Conventional wisdom says that upper-end homes perform best in any property market, but lately that’s not true.
Prices fell in the top quarter of Melbourne’s property market over the three months to January, but rose slightly in the lower quarter of the market, according to CoreLogic data.
The upper quartile – properties about $1.36 million and up – had been leading the upswing last year but then slowed, recording a price fall of 1.6 per cent over the three months to the end of January.
It was outperformed by the lower quartile – properties about $737,000 and below – which edged up 0.1 per cent over the past three months, and the middle of the market, which fell only 0.2 per cent.
The weakness may be temporary, however. Auction clearance rates have been surprisingly strong in early 2024. The Melbourne clearance rate was 62.7 per cent in the first week of February, 63.3 per cent in the second, and 66 per cent in the third. A rate above 60 per cent is usually associated with future price gains.
CoreLogic research director Tim Lawless said it was common for the upper end of the property market to lead in both upswings and downturns, as it was prone to more extreme movements in price.
“I think there’s a few factors at play and one is simply the cyclicality of the market,” he said. “It was the upper quartile leading the market [in the upswing].”

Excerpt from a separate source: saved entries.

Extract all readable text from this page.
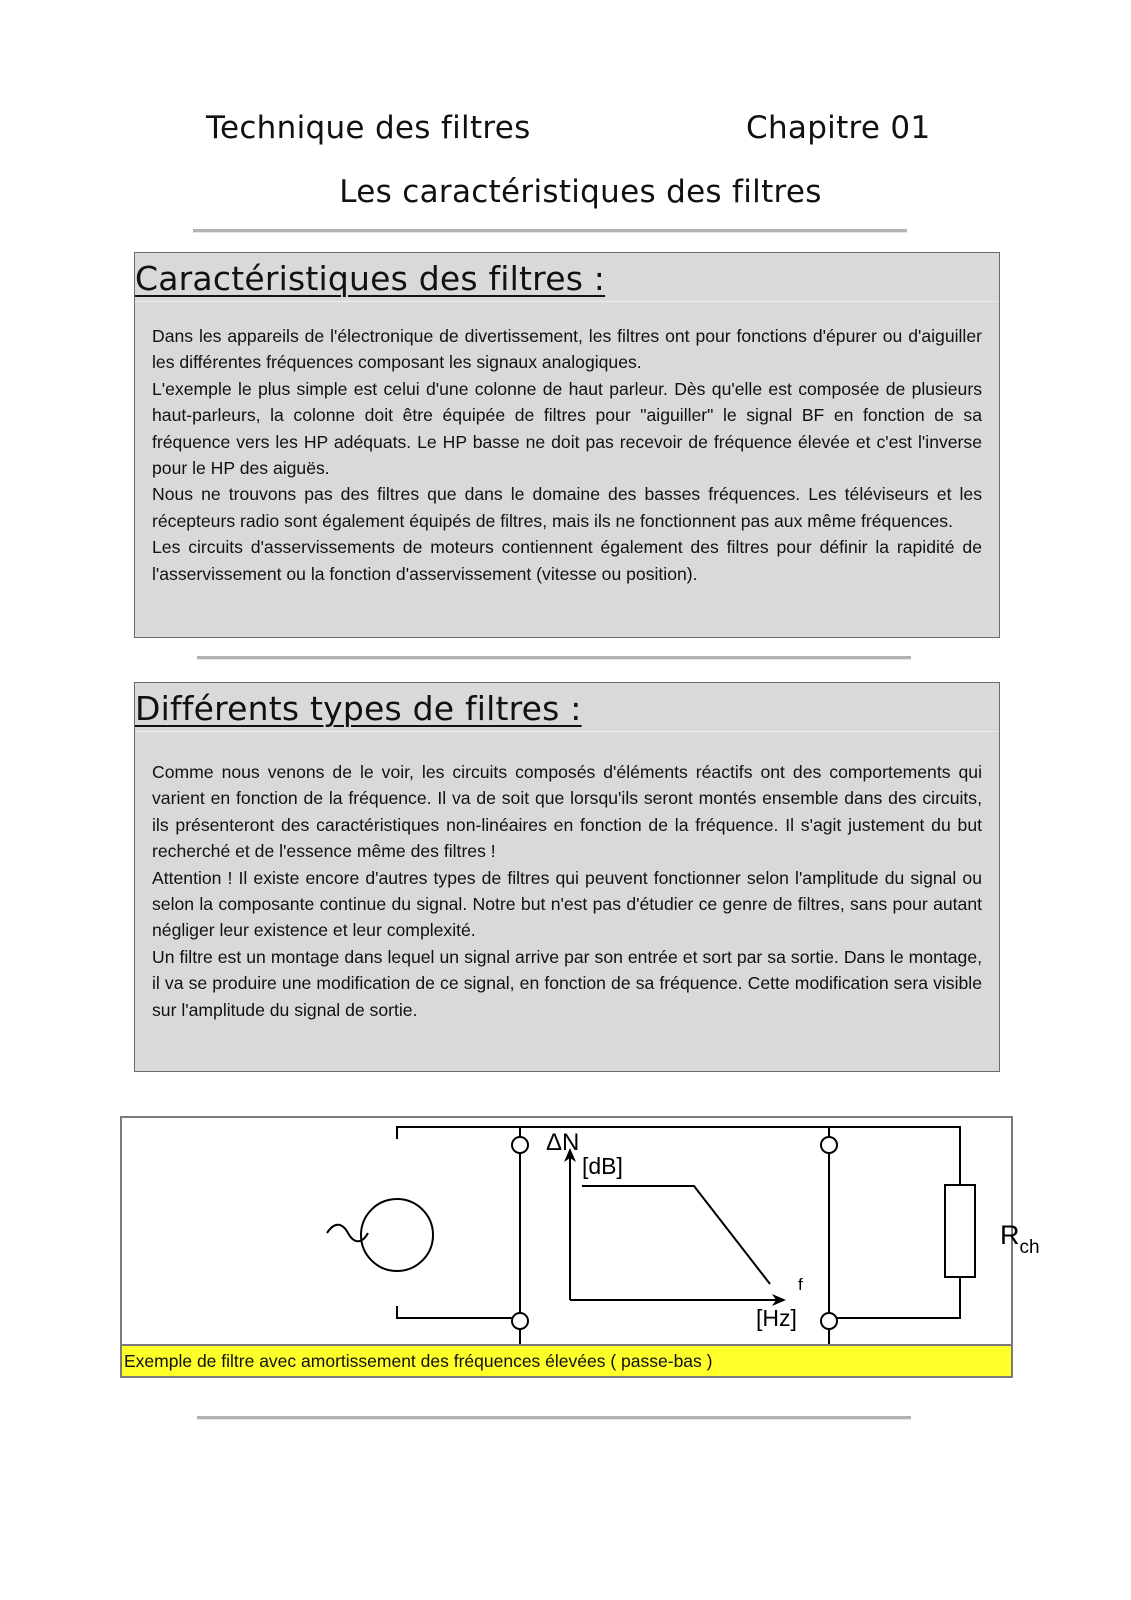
Technique des filtres	Chapitre 01
Les caractéristiques des filtres
Caractéristiques des filtres :

Dans les appareils de l'électronique de divertissement, les filtres ont pour fonctions d'épurer ou d'aiguiller les différentes fréquences composant les signaux analogiques.

L'exemple le plus simple est celui d'une colonne de haut parleur. Dès qu'elle est composée de plusieurs haut-parleurs, la colonne doit être équipée de filtres pour "aiguiller" le signal BF en fonction de sa fréquence vers les HP adéquats. Le HP basse ne doit pas recevoir de fréquence élevée et c'est l'inverse pour le HP des aiguës.

Nous ne trouvons pas des filtres que dans le domaine des basses fréquences. Les téléviseurs et les récepteurs radio sont également équipés de filtres, mais ils ne fonctionnent pas aux même fréquences.

Les circuits d'asservissements de moteurs contiennent également des filtres pour définir la rapidité de l'asservissement ou la fonction d'asservissement (vitesse ou position).

Différents types de filtres :

Comme nous venons de le voir, les circuits composés d'éléments réactifs ont des comportements qui varient en fonction de la fréquence. Il va de soit que lorsqu'ils seront montés ensemble dans des circuits, ils présenteront des caractéristiques non-linéaires en fonction de la fréquence. Il s'agit justement du but recherché et de l'essence même des filtres !

Attention ! Il existe encore d'autres types de filtres qui peuvent fonctionner selon l'amplitude du signal ou selon la composante continue du signal. Notre but n'est pas d'étudier ce genre de filtres, sans pour autant négliger leur existence et leur complexité.

Un filtre est un montage dans lequel un signal arrive par son entrée et sort par sa sortie. Dans le montage, il va se produire une modification de ce signal, en fonction de sa fréquence. Cette modification sera visible sur l'amplitude du signal de sortie.

ΔN
[dB]
f
[Hz]
$R_{ch}$
Exemple de filtre avec amortissement des fréquences élevées ( passe-bas )
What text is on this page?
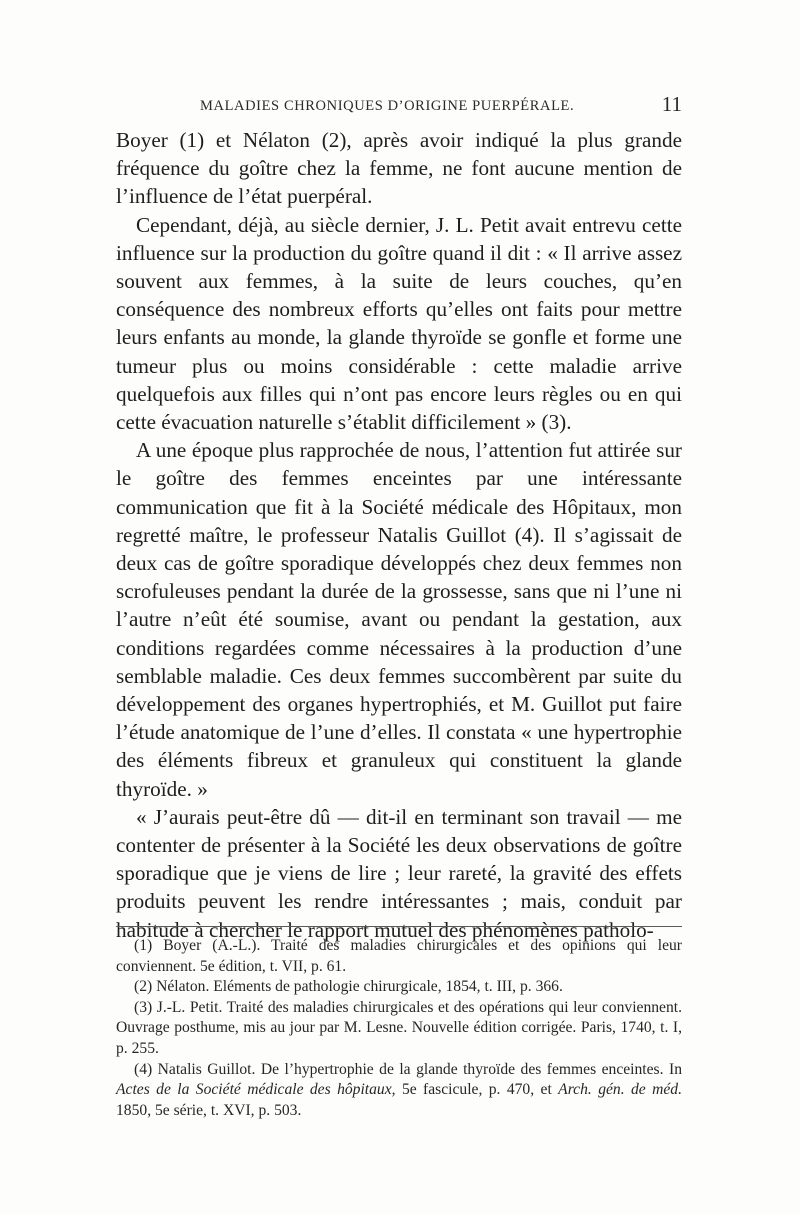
MALADIES CHRONIQUES D’ORIGINE PUERPÉRALE.	11

Boyer (1) et Nélaton (2), après avoir indiqué la plus grande fréquence du goître chez la femme, ne font aucune mention de l’influence de l’état puerpéral.

Cependant, déjà, au siècle dernier, J. L. Petit avait entrevu cette influence sur la production du goître quand il dit : « Il arrive assez souvent aux femmes, à la suite de leurs couches, qu’en conséquence des nombreux efforts qu’elles ont faits pour mettre leurs enfants au monde, la glande thyroïde se gonfle et forme une tumeur plus ou moins considérable : cette maladie arrive quelquefois aux filles qui n’ont pas encore leurs règles ou en qui cette évacuation naturelle s’établit difficilement » (3).

A une époque plus rapprochée de nous, l’attention fut attirée sur le goître des femmes enceintes par une intéressante communication que fit à la Société médicale des Hôpitaux, mon regretté maître, le professeur Natalis Guillot (4). Il s’agissait de deux cas de goître sporadique développés chez deux femmes non scrofuleuses pendant la durée de la grossesse, sans que ni l’une ni l’autre n’eût été soumise, avant ou pendant la gestation, aux conditions regardées comme nécessaires à la production d’une semblable maladie. Ces deux femmes succombèrent par suite du développement des organes hypertrophiés, et M. Guillot put faire l’étude anatomique de l’une d’elles. Il constata « une hypertrophie des éléments fibreux et granuleux qui constituent la glande thyroïde. »

« J’aurais peut-être dû — dit-il en terminant son travail — me contenter de présenter à la Société les deux observations de goître sporadique que je viens de lire ; leur rareté, la gravité des effets produits peuvent les rendre intéressantes ; mais, conduit par habitude à chercher le rapport mutuel des phénomènes patholo-

(1) Boyer (A.-L.). Traité des maladies chirurgicales et des opinions qui leur conviennent. 5e édition, t. VII, p. 61.

(2) Nélaton. Eléments de pathologie chirurgicale, 1854, t. III, p. 366.

(3) J.-L. Petit. Traité des maladies chirurgicales et des opérations qui leur conviennent. Ouvrage posthume, mis au jour par M. Lesne. Nouvelle édition corrigée. Paris, 1740, t. I, p. 255.

(4) Natalis Guillot. De l’hypertrophie de la glande thyroïde des femmes enceintes. In Actes de la Société médicale des hôpitaux, 5e fascicule, p. 470, et Arch. gén. de méd. 1850, 5e série, t. XVI, p. 503.
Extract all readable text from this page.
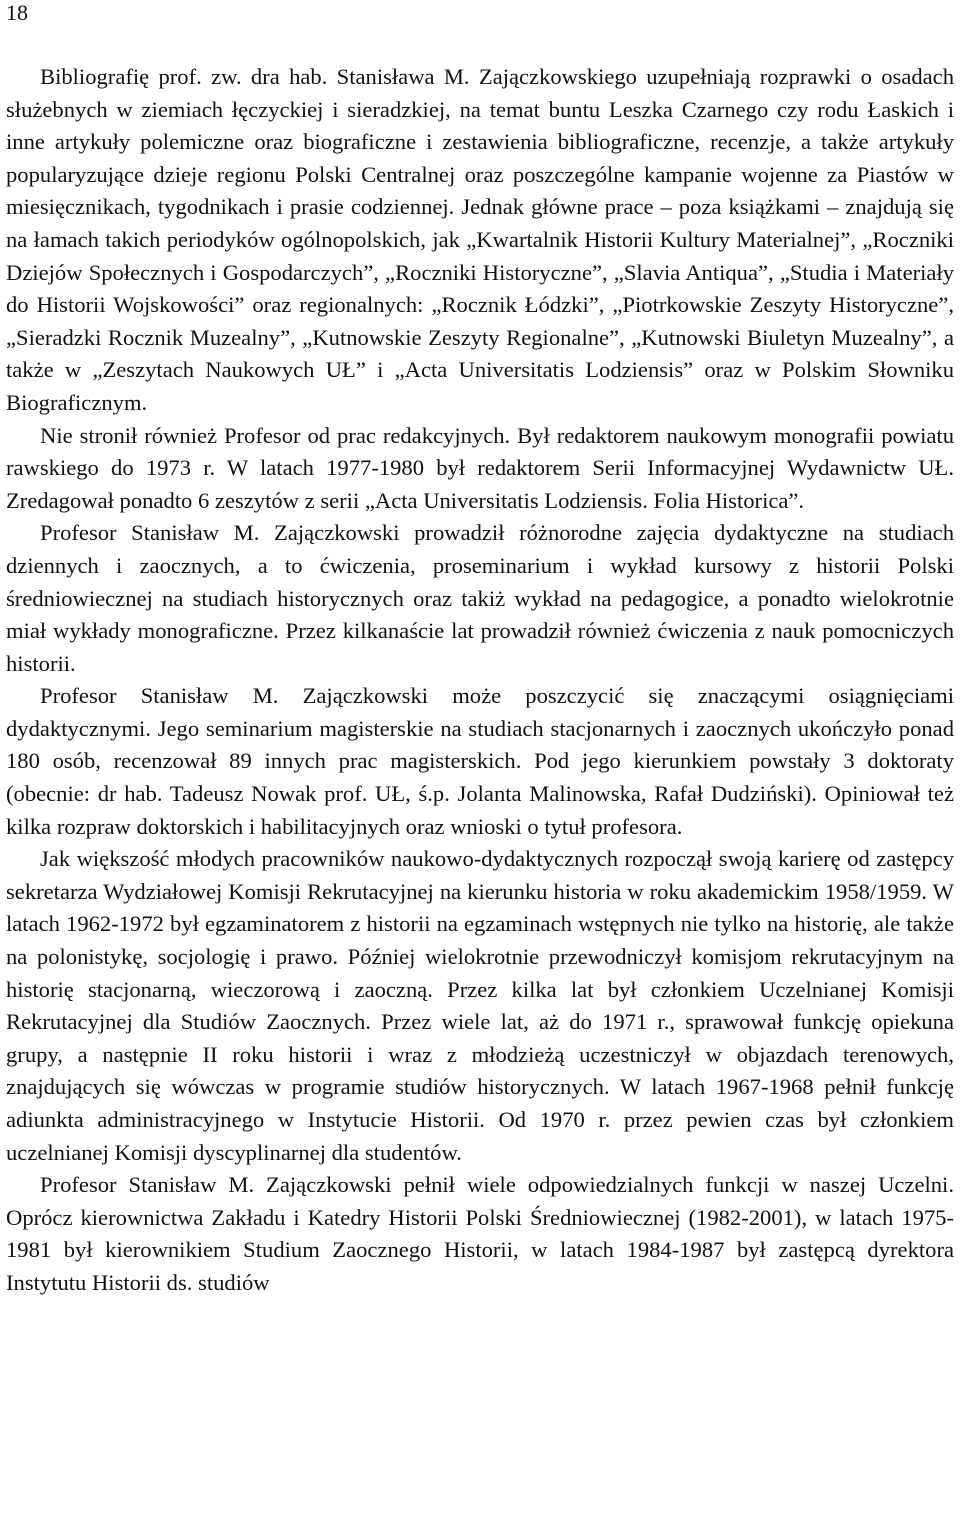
18

Bibliografię prof. zw. dra hab. Stanisława M. Zajączkowskiego uzupełniają rozprawki o osadach służebnych w ziemiach łęczyckiej i sieradzkiej, na temat buntu Leszka Czarnego czy rodu Łaskich i inne artykuły polemiczne oraz biograficzne i zestawienia bibliograficzne, recenzje, a także artykuły popularyzujące dzieje regionu Polski Centralnej oraz poszczególne kampanie wojenne za Piastów w miesięcznikach, tygodnikach i prasie codziennej. Jednak główne prace – poza książkami – znajdują się na łamach takich periodyków ogólnopolskich, jak „Kwartalnik Historii Kultury Materialnej”, „Roczniki Dziejów Społecznych i Gospodarczych”, „Roczniki Historyczne”, „Slavia Antiqua”, „Studia i Materiały do Historii Wojskowości” oraz regionalnych: „Rocznik Łódzki”, „Piotrkowskie Zeszyty Historyczne”, „Sieradzki Rocznik Muzealny”, „Kutnowskie Zeszyty Regionalne”, „Kutnowski Biuletyn Muzealny”, a także w „Zeszytach Naukowych UŁ” i „Acta Universitatis Lodziensis” oraz w Polskim Słowniku Biograficznym.

Nie stronił również Profesor od prac redakcyjnych. Był redaktorem naukowym monografii powiatu rawskiego do 1973 r. W latach 1977-1980 był redaktorem Serii Informacyjnej Wydawnictw UŁ. Zredagował ponadto 6 zeszytów z serii „Acta Universitatis Lodziensis. Folia Historica”.

Profesor Stanisław M. Zajączkowski prowadził różnorodne zajęcia dydaktyczne na studiach dziennych i zaocznych, a to ćwiczenia, proseminarium i wykład kursowy z historii Polski średniowiecznej na studiach historycznych oraz takiż wykład na pedagogice, a ponadto wielokrotnie miał wykłady monograficzne. Przez kilkanaście lat prowadził również ćwiczenia z nauk pomocniczych historii.

Profesor Stanisław M. Zajączkowski może poszczycić się znaczącymi osiągnięciami dydaktycznymi. Jego seminarium magisterskie na studiach stacjonarnych i zaocznych ukończyło ponad 180 osób, recenzował 89 innych prac magisterskich. Pod jego kierunkiem powstały 3 doktoraty (obecnie: dr hab. Tadeusz Nowak prof. UŁ, ś.p. Jolanta Malinowska, Rafał Dudziński). Opiniował też kilka rozpraw doktorskich i habilitacyjnych oraz wnioski o tytuł profesora.

Jak większość młodych pracowników naukowo-dydaktycznych rozpoczął swoją karierę od zastępcy sekretarza Wydziałowej Komisji Rekrutacyjnej na kierunku historia w roku akademickim 1958/1959. W latach 1962-1972 był egzaminatorem z historii na egzaminach wstępnych nie tylko na historię, ale także na polonistykę, socjologię i prawo. Później wielokrotnie przewodniczył komisjom rekrutacyjnym na historię stacjonarną, wieczorową i zaoczną. Przez kilka lat był członkiem Uczelnianej Komisji Rekrutacyjnej dla Studiów Zaocznych. Przez wiele lat, aż do 1971 r., sprawował funkcję opiekuna grupy, a następnie II roku historii i wraz z młodzieżą uczestniczył w objazdach terenowych, znajdujących się wówczas w programie studiów historycznych. W latach 1967-1968 pełnił funkcję adiunkta administracyjnego w Instytucie Historii. Od 1970 r. przez pewien czas był członkiem uczelnianej Komisji dyscyplinarnej dla studentów.

Profesor Stanisław M. Zajączkowski pełnił wiele odpowiedzialnych funkcji w naszej Uczelni. Oprócz kierownictwa Zakładu i Katedry Historii Polski Średniowiecznej (1982-2001), w latach 1975-1981 był kierownikiem Studium Zaocznego Historii, w latach 1984-1987 był zastępcą dyrektora Instytutu Historii ds. studiów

The most recent price falls were a result of high Reserve Bank interest rates, Lawless said, which cut borrowing capacity.
“There’s been a reduction in borrowing capacity and there’s already affordability hurdles, so it’s deflecting some of that demand into the middle of the market or the lower quartile,” he said.
Agents that often sell in the upper price bracket said it was weaker towards the end of 2023, but were confident that an unusually early burst of buyer activity and positive sentiment would turn figures around soon.
Rita-Marie Hopfner says she wasn’t worried about trying to catch the market at the perfect moment. CREDIT:PENNY STEPHENS
“There were a lot of fence-sitting people who were watching and waiting,” Biggin and Scott Port Melbourne listing agent Fraser Lack said.
“With all the positive media over the past two to three months regarding the potential reduction in interest rates” many buyers were predicting cuts, he explained, and reasoning that “the time to buy is now, ‘because I’m paying less than I would be come September’. Buyers are creating a sense of urgency and momentum earlier than we expected.”
Lack will soon list Rita-Marie Hopfner’s home on Beach Street in Port Melbourne. Hopfner said the movements of the market were of little concern to her.
“I believe people are out there looking for quality homes,” she said. “Irrespective of what the market is saying, if you’re confident to put your house out there, you’ll be able to find someone to buy your home. Why put your life on hold?”
Hopfner’s house fits the bill of what agents say buyers are searching for: a renovated, large family home in a good location.
“We’re moving to the country, so I was going to sell regardless of what the market was doing,” she said.
Jellis Craig Northcote partner Nigel Harry said price reductions in the top 25 per cent of the market could be short-lived.
“All the properties north of $1.3 million that I’ve been involved with have been competitive,” he said. “There’s a delay reflected in the data. It speaks to the difference between the macro and the micro level. Buyers see light at the end of the tunnel, we’re not anticipating five to six more rises.”
Lawless said strong clearance rates could indicate conditions were improving. “Given the strength in the auction market, we could see the upper end of the market level out earlier,” he said.
“As we see consumer sentiment improve … then we normally see housing activity follow that. Any improvement in consumer spirits will result in a lift in buyer activity.
“There’s still a lot of hurdles out there. You still have affordability, borrowing capacity is lower, rates still aren’t coming down, but with those tempering comments in mind, I wouldn’t be surprised if alongside this lift in sentiment we would see some subtle growth returning to the marketplace.”
Commonwealth Bank’s head of Australian economics, Gareth Aird, felt it was too early to draw much from the rising clearance rate, and expects growth to moderate due to already high prices, constrained borrowing power, and an increase in homes for sale.
“All conventional metrics of affordability have deteriorated, so you get to the point where it’s hard for home prices to keep pushing higher at the rates that they have been,” Aird said.
But if the Reserve Bank starts to cut rates from September, as Aird expects, that would boost borrowing capacity and prices. He has forecast Melbourne prices to end the year 5 per cent higher.